Under the Plan for America section, one finds many reasonable statements specifying desirable future states-of-affairs: affordable health care for all Americans, energy independence, a new version of no child left behind, etc. The Civil Rights section quotes Martin Luther King and promises to promote “equality” (educational opportunities, etc.) and reduce discrimination.
Kerry has not said one word about reversing present laws, legislation, ways of doing. None of the things he aims for can be accomplished without that. (He certainly knows it.)
For example -elaborating one topic I know something about-, one can’t invest in technology, as he promises to do, and hope to be successful with the Patriot Act on the books.
Present laws, directives and procedures prevents the US from organising international conferences, bringing essential (or just cheap) employees from abroad in quickly or at all, pushes companies to de-localise (and not just for pay-per-hour reasons, as is usually argued), leads to the closing of University programs because of lack of paying students, creates anger and disillusionment in gvmts, scientists in other countries, who are then unwilling to collaborate, fund (joint funding), and, ultimately, buy.
Technological development (difficult to distinguish from science itself) cannot deal with Gvmt. control on issues such as : particular classes of people, ethnically or religiously defined, being seen as non-grata or suspicious; obscure moral principles as viewed through a crackpot religious filter; hazardous and uncertain funding; supression or transformation of results due to Gvmt. decree, pressure or control; imposed secrecy and fears of ‘leaks’ or spying; obligations of political correctness; control of communications, e.g. sanctions that prevent Iranians, for example, publishing papers in US scientific journals, articles being censored, a desire to control the internet; and so on.

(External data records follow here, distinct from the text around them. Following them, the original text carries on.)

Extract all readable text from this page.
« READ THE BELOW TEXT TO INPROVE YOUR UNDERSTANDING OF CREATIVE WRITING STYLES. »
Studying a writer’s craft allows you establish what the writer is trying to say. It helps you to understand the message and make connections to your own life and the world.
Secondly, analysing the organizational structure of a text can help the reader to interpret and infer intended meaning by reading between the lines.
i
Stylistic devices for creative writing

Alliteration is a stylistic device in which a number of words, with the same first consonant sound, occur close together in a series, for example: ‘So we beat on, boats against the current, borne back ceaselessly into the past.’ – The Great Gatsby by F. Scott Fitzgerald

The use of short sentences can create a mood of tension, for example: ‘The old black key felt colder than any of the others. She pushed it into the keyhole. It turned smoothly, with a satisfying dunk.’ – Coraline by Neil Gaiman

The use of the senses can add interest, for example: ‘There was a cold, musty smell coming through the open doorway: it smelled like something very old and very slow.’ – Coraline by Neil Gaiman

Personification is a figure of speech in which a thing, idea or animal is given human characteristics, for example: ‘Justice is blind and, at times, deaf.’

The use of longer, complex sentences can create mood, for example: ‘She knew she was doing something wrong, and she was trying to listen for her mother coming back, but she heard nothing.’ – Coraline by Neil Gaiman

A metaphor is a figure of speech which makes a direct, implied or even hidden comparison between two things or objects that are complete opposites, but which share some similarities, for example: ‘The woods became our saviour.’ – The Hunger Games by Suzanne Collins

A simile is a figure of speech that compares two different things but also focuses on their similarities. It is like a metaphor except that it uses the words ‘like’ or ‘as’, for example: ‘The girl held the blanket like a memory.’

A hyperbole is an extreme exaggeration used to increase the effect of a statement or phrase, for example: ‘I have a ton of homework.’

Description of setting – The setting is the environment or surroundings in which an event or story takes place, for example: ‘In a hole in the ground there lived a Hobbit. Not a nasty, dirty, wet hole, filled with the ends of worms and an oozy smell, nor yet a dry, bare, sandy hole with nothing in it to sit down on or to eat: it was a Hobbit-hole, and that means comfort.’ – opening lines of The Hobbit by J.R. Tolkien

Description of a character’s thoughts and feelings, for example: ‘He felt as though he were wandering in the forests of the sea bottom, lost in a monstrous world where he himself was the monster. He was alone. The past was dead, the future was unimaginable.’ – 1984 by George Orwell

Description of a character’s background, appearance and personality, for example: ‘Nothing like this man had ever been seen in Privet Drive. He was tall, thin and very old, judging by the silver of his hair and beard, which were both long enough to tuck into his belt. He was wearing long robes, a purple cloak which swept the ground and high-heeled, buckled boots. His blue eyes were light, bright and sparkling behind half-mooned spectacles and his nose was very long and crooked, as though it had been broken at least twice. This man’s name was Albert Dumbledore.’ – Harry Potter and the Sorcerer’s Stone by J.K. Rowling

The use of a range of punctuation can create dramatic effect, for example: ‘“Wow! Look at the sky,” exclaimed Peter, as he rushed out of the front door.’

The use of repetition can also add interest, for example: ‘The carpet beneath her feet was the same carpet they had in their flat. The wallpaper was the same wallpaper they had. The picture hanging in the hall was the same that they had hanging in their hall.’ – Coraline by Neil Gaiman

There is nothing new here. The US has in the past gleefully castigated the USSR on this point. Today, arguments like this are applied to the Muslim/Arab world, and have been sometimes been timidly taken up by them.
If one looks at my little list up top, it is clear that Kerry had only one real issue (pipe dreams of affordable health care set aside) on which he could hope to credibly oppose Bush. That was multilateralism, as it is obscure, and relatively detached from ‘homeland laws’, and even international law, as it is still somewhat personally driven, and (perhaps more important) not understood by Americans. However, the US position is inalterably unilateral, and Kerry knows this too.